Il y a là un risque non négligeable. Le pont de Kertch peut à nouveau être touché. La liaison ferroviaire à travers Melitopol est désormais une cible de valeur démesurée. Le président ukrainien Volodymyr Zelensky a déclaré la semaine dernière qu’une offensive de Zaporizhzhia vers Melitopol était une possibilité. La simple possibilité que la dernière voie ferrée intacte de la Russie vers le sud puisse être perturbée soulève des questions existentielles pour son occupation.
Poutine doit choisir entre nourrir ses ambitions plus larges avec une chance de succès décroissante ou consolider ses forces autour d’un objectif qu’il a plus de chances d’atteindre. L’un porte le risque d’un effondrement catastrophique, pour toute son aventure brutale en Ukraine, et très probablement son règne. Le second lui laisse une perte immédiate de la face, mais une plus grande chance de maintenir l’occupation de plus petites parties de l’Ukraine.

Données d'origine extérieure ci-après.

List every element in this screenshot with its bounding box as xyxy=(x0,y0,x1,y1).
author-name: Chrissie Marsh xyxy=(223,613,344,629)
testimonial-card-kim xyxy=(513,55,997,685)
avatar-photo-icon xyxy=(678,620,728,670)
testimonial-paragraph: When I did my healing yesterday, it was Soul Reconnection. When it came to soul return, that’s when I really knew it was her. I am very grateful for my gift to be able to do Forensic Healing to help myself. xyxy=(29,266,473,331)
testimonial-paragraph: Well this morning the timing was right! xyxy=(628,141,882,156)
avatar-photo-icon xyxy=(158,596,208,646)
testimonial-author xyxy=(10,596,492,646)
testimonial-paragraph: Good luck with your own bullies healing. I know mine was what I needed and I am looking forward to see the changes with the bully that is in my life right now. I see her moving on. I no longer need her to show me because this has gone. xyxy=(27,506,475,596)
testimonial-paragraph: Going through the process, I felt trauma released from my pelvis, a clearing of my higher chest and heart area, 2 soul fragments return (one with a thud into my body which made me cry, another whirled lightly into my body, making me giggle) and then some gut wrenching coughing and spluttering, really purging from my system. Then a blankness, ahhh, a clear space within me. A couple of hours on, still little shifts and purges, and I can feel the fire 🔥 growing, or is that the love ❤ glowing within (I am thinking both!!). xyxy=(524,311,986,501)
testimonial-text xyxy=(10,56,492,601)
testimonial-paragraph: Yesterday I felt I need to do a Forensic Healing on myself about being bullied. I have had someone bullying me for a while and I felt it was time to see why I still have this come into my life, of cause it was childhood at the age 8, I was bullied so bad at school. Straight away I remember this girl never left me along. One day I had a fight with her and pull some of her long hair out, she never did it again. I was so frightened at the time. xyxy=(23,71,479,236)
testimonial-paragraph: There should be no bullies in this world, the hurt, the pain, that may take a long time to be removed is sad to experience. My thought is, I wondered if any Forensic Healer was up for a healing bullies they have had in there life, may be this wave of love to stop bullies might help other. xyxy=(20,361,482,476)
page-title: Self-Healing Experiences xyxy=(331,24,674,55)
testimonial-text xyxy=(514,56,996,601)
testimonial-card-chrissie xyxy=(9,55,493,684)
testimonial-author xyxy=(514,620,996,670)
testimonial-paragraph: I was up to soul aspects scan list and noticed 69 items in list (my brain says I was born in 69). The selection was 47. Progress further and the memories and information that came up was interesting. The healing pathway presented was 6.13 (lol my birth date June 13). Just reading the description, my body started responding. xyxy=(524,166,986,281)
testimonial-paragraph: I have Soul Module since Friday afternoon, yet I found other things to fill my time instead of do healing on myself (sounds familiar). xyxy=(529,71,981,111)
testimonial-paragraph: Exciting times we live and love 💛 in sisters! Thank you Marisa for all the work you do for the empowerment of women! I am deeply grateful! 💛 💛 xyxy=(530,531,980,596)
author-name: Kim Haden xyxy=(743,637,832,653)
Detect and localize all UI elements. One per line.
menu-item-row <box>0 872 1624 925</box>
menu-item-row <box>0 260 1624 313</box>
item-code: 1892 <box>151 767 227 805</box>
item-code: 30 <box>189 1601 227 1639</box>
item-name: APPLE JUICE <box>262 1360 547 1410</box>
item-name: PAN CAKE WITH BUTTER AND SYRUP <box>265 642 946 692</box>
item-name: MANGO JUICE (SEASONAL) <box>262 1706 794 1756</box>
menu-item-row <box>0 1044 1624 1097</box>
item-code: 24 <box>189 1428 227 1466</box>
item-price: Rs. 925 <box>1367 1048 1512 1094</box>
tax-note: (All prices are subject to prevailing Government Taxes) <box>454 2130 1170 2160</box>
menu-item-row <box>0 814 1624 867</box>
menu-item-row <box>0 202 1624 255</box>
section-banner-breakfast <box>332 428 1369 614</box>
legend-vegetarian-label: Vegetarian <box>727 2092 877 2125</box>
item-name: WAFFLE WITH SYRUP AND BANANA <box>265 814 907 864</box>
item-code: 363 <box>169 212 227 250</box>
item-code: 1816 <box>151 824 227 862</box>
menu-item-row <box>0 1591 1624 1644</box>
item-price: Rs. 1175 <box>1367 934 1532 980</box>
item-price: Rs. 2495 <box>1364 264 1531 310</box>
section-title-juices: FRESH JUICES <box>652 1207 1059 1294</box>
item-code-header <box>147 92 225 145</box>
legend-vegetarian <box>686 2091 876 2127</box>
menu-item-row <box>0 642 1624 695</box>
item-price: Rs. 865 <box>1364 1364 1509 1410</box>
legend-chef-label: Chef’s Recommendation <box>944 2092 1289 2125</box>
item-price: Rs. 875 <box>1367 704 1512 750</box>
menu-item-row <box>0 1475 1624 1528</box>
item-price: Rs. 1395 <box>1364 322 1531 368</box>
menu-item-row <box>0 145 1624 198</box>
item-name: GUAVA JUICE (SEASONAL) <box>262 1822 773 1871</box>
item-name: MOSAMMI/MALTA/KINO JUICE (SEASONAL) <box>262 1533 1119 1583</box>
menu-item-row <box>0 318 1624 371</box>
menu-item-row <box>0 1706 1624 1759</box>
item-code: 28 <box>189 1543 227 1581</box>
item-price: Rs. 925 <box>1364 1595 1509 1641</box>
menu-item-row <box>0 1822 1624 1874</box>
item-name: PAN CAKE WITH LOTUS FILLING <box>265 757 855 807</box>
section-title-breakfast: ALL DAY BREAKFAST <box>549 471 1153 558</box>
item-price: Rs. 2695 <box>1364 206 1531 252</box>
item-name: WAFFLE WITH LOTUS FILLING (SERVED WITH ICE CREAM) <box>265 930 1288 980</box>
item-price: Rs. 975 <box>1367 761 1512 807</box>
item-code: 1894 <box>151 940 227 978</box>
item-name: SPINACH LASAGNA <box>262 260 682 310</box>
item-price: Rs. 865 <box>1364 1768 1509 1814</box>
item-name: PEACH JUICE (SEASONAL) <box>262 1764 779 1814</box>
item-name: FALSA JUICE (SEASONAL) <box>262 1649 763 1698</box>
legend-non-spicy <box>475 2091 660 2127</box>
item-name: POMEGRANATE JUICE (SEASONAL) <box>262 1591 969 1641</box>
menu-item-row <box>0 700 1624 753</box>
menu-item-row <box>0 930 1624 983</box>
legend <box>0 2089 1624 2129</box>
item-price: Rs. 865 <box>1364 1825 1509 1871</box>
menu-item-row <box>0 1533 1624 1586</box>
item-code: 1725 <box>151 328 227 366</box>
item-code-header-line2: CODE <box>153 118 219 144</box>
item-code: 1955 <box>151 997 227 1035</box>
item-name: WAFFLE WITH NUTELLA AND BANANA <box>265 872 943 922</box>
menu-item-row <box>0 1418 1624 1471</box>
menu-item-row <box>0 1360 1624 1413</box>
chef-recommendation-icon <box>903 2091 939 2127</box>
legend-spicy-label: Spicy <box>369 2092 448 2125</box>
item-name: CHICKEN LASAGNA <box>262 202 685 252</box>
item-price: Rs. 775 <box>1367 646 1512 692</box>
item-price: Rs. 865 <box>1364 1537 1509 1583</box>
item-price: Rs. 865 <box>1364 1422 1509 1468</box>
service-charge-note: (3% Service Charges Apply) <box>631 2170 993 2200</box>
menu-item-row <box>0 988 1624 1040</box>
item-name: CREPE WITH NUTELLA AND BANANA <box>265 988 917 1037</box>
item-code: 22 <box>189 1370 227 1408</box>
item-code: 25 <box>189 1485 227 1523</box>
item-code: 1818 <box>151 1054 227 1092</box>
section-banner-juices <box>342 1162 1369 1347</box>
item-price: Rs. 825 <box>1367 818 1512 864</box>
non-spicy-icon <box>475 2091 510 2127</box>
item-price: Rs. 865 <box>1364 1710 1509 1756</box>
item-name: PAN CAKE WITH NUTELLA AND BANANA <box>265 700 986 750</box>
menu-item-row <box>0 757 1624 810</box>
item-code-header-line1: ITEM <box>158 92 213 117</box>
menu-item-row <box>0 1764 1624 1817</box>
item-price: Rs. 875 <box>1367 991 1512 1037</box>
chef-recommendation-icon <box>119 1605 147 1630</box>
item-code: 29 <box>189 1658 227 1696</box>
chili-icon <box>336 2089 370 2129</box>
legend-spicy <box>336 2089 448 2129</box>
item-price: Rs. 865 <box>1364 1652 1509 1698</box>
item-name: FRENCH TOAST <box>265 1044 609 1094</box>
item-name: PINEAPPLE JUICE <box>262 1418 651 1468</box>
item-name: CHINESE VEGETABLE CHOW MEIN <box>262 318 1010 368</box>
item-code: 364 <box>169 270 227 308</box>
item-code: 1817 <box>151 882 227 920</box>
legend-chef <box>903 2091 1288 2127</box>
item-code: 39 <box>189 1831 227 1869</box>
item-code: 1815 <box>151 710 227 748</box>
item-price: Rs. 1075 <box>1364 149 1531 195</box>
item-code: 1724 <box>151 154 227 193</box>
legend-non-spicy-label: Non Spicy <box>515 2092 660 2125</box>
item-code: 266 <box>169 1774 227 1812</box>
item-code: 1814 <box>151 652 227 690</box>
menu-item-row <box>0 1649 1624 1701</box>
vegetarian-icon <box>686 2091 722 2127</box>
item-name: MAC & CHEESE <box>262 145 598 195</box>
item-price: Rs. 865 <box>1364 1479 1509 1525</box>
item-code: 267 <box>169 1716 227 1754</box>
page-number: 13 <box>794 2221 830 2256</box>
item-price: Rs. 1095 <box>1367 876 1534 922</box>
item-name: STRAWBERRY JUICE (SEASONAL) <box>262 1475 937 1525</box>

Sa position interne n’a pas semblé plus faible depuis son arrivée au pouvoir en 2000. Un aveu d’échec peut être désagréable à ce stade, et un plus grand pari est plus facile. Pourtant, il fait à nouveau basculer la guerre vers un moment binaire où son occupation – et même son régime – fait face à un effondrement complet ou à une minuscule et insensée perspective de victoire. Les menaces nucléaires et la rhétorique ont été la toile de fond horrifiante de cette guerre. Pourtant, Moscou n’a toujours pas recouru à des mesures apocalyptiques tandis que l’OTAN a armé l’Ukraine dans une mesure impensable avant la guerre.
Les frappes intelligentes et patientes de Kyiv sur les dépendances vieillissantes de la Russie en matière de transport ont laissé à Poutine une série de décisions existentielles à prendre dans les heures à venir. Il en a fait beaucoup de mauvais au cours des sept derniers mois. L’explosion de Kertch s’ajoute-t-elle à cette liste, ou fournit-elle un bain froid de réalité, et un réajustement de la vision du Kremlin sur le possible.